Bank Dunia Kritik Kinerja Penerimaan Pajak Indonesia, Luhut: Disamakan dengan Nigeria
Pajak.com, Jakarta – Ketua Dewan Ekonomi Nasional (DEN) Luhut Binsar Pandjaitan menyampaikan curahan hati terkait kritik pedas Bank Dunia terhadap kinerja penerimaan pajak Indonesia. Menurutnya, dalam sebuah briefing bersama Bank Dunia, Indonesia disebut sebagai salah satu negara dengan pengelolaan penerimaan pajak yang kurang baik, bahkan disandingkan dengan Nigeria.
“Kami sebenarnya ter-trigger karena briefing kami dengan World Bank. Jadi World Bank itu mengkritik kita bahwa kita salah satu negara yang collect pajak tidak baik. Kita disamakan dengan Nigeria,” ujar Luhut dalam konferensi pers, di Jakarta, Kamis (9/1/2025).
Menurut Luhut, penerimaan pajak yang tidak maksimal menjadi masalah yang harus segera dibenahi. Oleh karena itu, pihaknya mendukung penuh program core tax system yang tengah dijalankan oleh Direktorat Jenderal Pajak (DJP) Kementerian Keuangan (Kemenkeu) sebagai langkah untuk meningkatkan pengelolaan pajak.
“Kalau kita lakukan dengan baik dan semua sepakat, jangan berkelahi, jangan terus kritik-kritikkan dulu. Biarkan jalan dulu, nanti ya berikan kritik kamu,” tegasnya.
Ia mengimbau berbagai pihak untuk mendukung upaya perbaikan penerimaan pajak, alih-alih saling mengkritik. “Karena ini banyak masalah yang harus diselesaikan,” tambah Luhut.
Sebelumnya, Presiden Prabowo Subianto mengadakan pertemuan dengan DEN di Istana Merdeka, Jakarta, untuk membahas berbagai tantangan dalam penerimaan pajak pada Rabu (8/1/2025) kemarin. Dalam pertemuan tersebut, Wakil Ketua DEN Mari Elka Pangestu, mengungkapkan hasil studi Bank Dunia yang menunjukkan adanya tax gap di Indonesia sebesar 6,4 persen dari Produk Domestik Bruto (PDB). Angka ini setara dengan potensi penerimaan pajak Rp1.500 triliun yang belum tergali sepenuhnya.

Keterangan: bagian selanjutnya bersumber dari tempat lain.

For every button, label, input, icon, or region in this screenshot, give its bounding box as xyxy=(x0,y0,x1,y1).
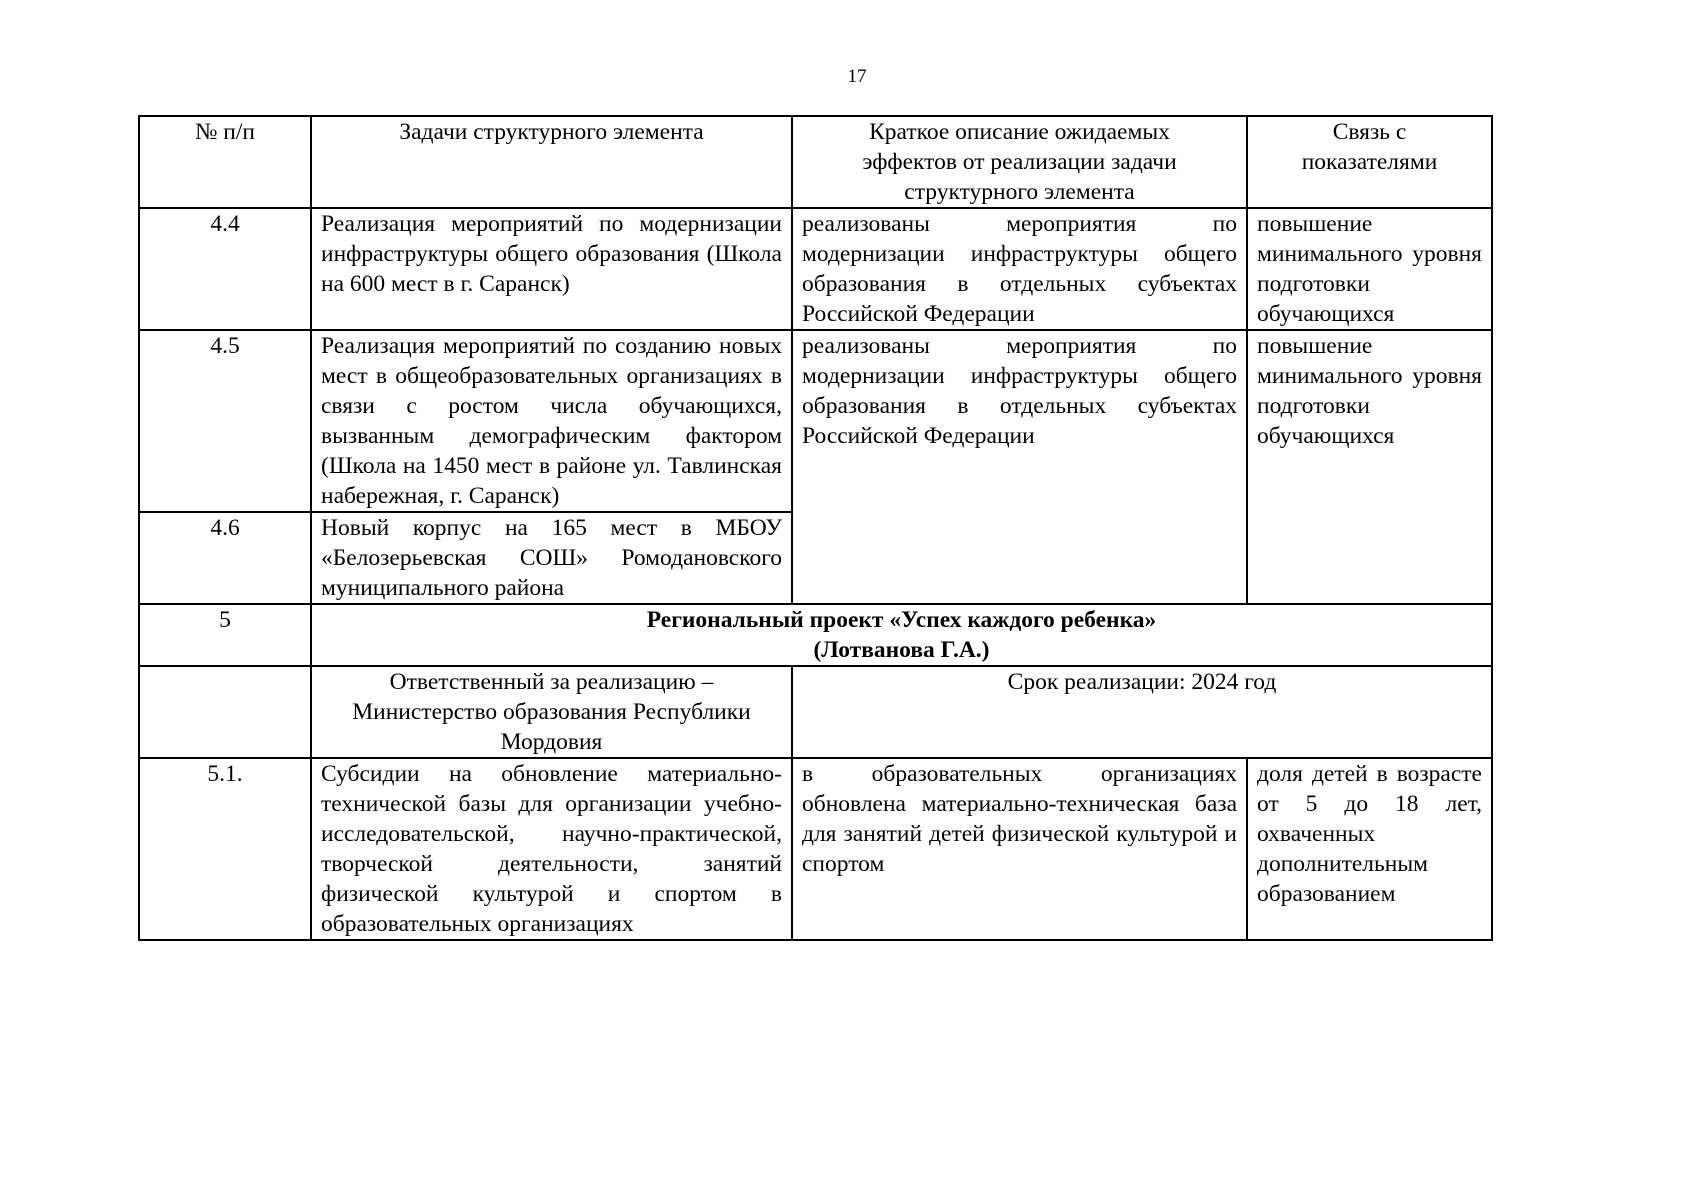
row-number: 5.1. xyxy=(139,758,311,940)
responsible-cell xyxy=(311,666,792,758)
responsible-line: Мордовия xyxy=(500,729,603,755)
header-effects-line: Краткое описание ожидаемых xyxy=(869,119,1170,145)
empty-cell xyxy=(139,666,311,758)
row-effect: реализованы мероприятия по модернизации инфраструктуры общего образования в отдельных субъектах Российской Федерации xyxy=(792,330,1247,604)
header-effects xyxy=(792,116,1247,208)
row-effect: в образовательных организациях обновлена материально-техническая база для занятий детей физической культурой и спортом xyxy=(792,758,1247,940)
responsible-row xyxy=(139,666,1492,758)
responsible-line: Ответственный за реализацию – xyxy=(389,669,714,695)
table-row xyxy=(139,330,1492,512)
project-title-line: Региональный проект «Успех каждого ребенка» xyxy=(646,607,1157,633)
row-indicator: доля детей в возрасте от 5 до 18 лет, охваченных дополнительным образованием xyxy=(1247,758,1492,940)
project-title-line: (Лотванова Г.А.) xyxy=(813,637,990,663)
row-task: Реализация мероприятий по созданию новых мест в общеобразовательных организациях в связи с ростом числа обучающихся, вызванным демографическим фактором (Школа на 1450 мест в районе ул. Тавлинская набережная, г. Саранск) xyxy=(311,330,792,512)
row-number: 5 xyxy=(139,604,311,666)
structural-elements-table xyxy=(138,115,1493,941)
header-tasks: Задачи структурного элемента xyxy=(311,116,792,208)
row-task: Новый корпус на 165 мест в МБОУ «Белозерьевская СОШ» Ромодановского муниципального района xyxy=(311,512,792,604)
row-indicator: повышение минимального уровня подготовки обучающихся xyxy=(1247,208,1492,330)
project-title xyxy=(311,604,1492,666)
table-row xyxy=(139,208,1492,330)
header-effects-line: эффектов от реализации задачи xyxy=(862,149,1177,175)
row-indicator: повышение минимального уровня подготовки обучающихся xyxy=(1247,330,1492,604)
row-number: 4.4 xyxy=(139,208,311,330)
header-indicators-line: Связь с xyxy=(1332,119,1407,145)
page-number: 17 xyxy=(847,66,867,87)
header-number: № п/п xyxy=(139,116,311,208)
header-indicators xyxy=(1247,116,1492,208)
row-task: Реализация мероприятий по модернизации инфраструктуры общего образования (Школа на 600 мест в г. Саранск) xyxy=(311,208,792,330)
table-row xyxy=(139,758,1492,940)
table-header-row xyxy=(139,116,1492,208)
header-effects-line: структурного элемента xyxy=(904,179,1135,205)
row-task: Субсидии на обновление материально-технической базы для организации учебно-исследовательской, научно-практической, творческой деятельности, занятий физической культурой и спортом в образовательных организациях xyxy=(311,758,792,940)
term-cell: Срок реализации: 2024 год xyxy=(792,666,1492,758)
header-indicators-line: показателями xyxy=(1301,149,1438,175)
row-number: 4.5 xyxy=(139,330,311,512)
project-row xyxy=(139,604,1492,666)
row-number: 4.6 xyxy=(139,512,311,604)
responsible-line: Министерство образования Республики xyxy=(352,699,751,725)
row-effect: реализованы мероприятия по модернизации инфраструктуры общего образования в отдельных субъектах Российской Федерации xyxy=(792,208,1247,330)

Tax gap sendiri merujuk pada selisih antara penerimaan pajak aktual pemerintah dengan potensi penerimaan pajak yang seharusnya dapat dicapai. Berdasarkan penjelasan Mari Elka, dari total tax gap tersebut, 3,7 persen disebabkan oleh rendahnya tingkat kepatuhan Wajib Pajak, sedangkan 2,7 persen berasal dari kebijakan perpajakan, seperti insentif pajak dan kebijakan pajak yang ditanggung oleh pemerintah.

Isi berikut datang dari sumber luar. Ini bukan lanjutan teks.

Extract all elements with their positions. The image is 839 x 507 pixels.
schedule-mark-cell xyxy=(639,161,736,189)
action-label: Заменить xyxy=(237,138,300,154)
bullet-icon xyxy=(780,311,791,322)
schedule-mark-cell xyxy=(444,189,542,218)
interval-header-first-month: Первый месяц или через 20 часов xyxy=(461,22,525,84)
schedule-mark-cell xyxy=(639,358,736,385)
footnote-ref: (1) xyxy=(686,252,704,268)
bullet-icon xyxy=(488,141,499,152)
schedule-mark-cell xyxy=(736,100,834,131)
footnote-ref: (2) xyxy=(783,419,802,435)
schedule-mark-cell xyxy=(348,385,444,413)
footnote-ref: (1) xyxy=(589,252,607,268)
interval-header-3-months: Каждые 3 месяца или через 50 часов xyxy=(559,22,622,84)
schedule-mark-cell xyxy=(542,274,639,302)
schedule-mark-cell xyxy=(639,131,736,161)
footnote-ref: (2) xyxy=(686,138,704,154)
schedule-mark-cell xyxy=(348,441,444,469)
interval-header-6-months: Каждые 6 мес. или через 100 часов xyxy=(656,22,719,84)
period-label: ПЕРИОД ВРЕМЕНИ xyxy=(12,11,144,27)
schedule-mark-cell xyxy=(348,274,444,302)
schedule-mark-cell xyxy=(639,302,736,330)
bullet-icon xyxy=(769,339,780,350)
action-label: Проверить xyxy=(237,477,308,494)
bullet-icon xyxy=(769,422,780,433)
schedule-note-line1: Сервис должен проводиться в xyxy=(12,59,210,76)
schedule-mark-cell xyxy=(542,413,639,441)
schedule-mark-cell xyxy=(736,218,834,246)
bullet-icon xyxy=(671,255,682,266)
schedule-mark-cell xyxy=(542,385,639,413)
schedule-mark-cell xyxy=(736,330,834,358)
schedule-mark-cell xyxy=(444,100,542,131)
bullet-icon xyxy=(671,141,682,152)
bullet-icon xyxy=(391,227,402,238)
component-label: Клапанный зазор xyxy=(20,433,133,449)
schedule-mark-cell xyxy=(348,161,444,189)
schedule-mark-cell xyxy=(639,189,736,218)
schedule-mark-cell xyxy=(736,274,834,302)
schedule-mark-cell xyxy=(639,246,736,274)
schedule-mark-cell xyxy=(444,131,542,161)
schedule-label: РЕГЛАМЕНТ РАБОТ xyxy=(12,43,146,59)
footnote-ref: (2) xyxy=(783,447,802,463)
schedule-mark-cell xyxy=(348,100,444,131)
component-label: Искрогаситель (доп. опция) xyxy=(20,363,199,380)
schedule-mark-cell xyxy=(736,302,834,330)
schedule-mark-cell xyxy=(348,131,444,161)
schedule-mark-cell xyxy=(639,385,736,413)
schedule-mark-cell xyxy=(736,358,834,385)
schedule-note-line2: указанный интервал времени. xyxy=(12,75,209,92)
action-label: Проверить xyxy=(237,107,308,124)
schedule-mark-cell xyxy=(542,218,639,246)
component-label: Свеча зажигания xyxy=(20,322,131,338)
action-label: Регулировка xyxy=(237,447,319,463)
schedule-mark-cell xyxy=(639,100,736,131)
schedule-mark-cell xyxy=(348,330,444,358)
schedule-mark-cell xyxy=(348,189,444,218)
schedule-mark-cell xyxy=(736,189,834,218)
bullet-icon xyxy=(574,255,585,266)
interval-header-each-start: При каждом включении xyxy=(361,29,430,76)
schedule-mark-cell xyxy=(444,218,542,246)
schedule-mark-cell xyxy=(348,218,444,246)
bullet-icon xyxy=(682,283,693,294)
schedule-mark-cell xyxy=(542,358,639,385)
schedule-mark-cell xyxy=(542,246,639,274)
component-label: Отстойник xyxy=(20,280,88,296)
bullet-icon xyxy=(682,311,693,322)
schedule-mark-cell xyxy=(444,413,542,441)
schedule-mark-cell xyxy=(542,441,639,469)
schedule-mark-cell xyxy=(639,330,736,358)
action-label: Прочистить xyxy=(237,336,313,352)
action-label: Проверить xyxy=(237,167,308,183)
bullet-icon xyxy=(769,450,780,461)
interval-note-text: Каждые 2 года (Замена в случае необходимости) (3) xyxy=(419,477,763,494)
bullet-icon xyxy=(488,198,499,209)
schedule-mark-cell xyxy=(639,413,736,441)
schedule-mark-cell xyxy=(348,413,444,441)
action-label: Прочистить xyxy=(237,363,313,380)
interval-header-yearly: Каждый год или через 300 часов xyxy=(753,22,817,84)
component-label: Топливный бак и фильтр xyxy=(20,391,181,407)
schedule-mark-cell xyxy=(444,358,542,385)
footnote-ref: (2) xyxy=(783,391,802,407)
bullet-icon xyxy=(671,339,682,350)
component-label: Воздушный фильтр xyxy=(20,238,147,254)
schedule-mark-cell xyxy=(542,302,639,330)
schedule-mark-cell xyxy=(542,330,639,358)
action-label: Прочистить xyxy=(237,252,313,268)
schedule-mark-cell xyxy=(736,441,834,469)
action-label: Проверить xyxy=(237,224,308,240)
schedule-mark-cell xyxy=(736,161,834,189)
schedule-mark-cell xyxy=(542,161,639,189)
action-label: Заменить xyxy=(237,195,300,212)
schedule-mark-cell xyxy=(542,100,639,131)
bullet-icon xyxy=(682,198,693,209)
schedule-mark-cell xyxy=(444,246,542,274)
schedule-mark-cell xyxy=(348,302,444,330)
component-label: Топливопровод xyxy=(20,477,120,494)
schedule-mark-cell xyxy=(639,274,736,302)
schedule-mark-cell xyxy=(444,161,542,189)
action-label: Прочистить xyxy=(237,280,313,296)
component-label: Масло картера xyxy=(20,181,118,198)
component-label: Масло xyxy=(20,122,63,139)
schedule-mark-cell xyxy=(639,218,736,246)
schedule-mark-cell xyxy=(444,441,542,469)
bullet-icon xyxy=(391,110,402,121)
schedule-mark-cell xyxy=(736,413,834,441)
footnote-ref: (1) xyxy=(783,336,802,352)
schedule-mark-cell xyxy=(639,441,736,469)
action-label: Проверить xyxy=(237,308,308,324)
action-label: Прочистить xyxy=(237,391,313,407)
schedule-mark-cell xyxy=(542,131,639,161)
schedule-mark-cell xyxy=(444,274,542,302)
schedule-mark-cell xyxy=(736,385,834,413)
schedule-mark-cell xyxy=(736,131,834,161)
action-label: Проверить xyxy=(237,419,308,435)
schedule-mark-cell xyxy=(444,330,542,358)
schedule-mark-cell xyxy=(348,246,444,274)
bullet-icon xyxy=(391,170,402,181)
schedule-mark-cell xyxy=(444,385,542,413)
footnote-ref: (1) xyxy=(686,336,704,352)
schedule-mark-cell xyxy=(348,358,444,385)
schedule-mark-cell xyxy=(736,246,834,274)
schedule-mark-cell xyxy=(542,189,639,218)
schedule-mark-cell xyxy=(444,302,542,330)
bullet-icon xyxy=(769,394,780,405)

“Yang paling penting adalah program digitalisasi karena itulah yang akan bisa memperbaiki administrasi pajak maupun mengurangi penghindaran pajak, dan meningkatkan kepatuhan, sebelum kita bicara mengenai perubahan-perubahan kebijakan,” ujar Mari Elka.
Sebagai langkah strategis, pemerintah telah memulai modernisasi sistem perpajakan dengan memperkenalkan program core tax. Program ini bertujuan untuk meningkatkan efisiensi administrasi perpajakan secara digital sekaligus mendukung kepatuhan Wajib Pajak.
Mulai 1 Januari 2025, core tax akan memungkinkan Wajib Pajak untuk mendaftarkan diri, melakukan pembayaran pajak secara elektronik, hingga melaporkan Surat Pemberitahuan (SPT) tahunan atau bulanan, dimulai dari Pajak Pertambahan Nilai (PPN). “Core tax untuk memperbaiki collection pajak, data itu perlu juga dikaitkan dengan digital ID siapa itu pembayar pajaknya dan data-data lain yang bisa membantu profiling dari Wajib Pajak itu,” jelas Mari Elka.
Dalam pertemuan tersebut, Presiden Prabowo juga menyetujui pembentukan Komite Percepatan Transformasi Digital untuk memastikan implementasi tiga elemen penting, yaitu digital ID, digital payment, dan data exchange, yang diharapkan mampu mempercepat reformasi perpajakan di Indonesia.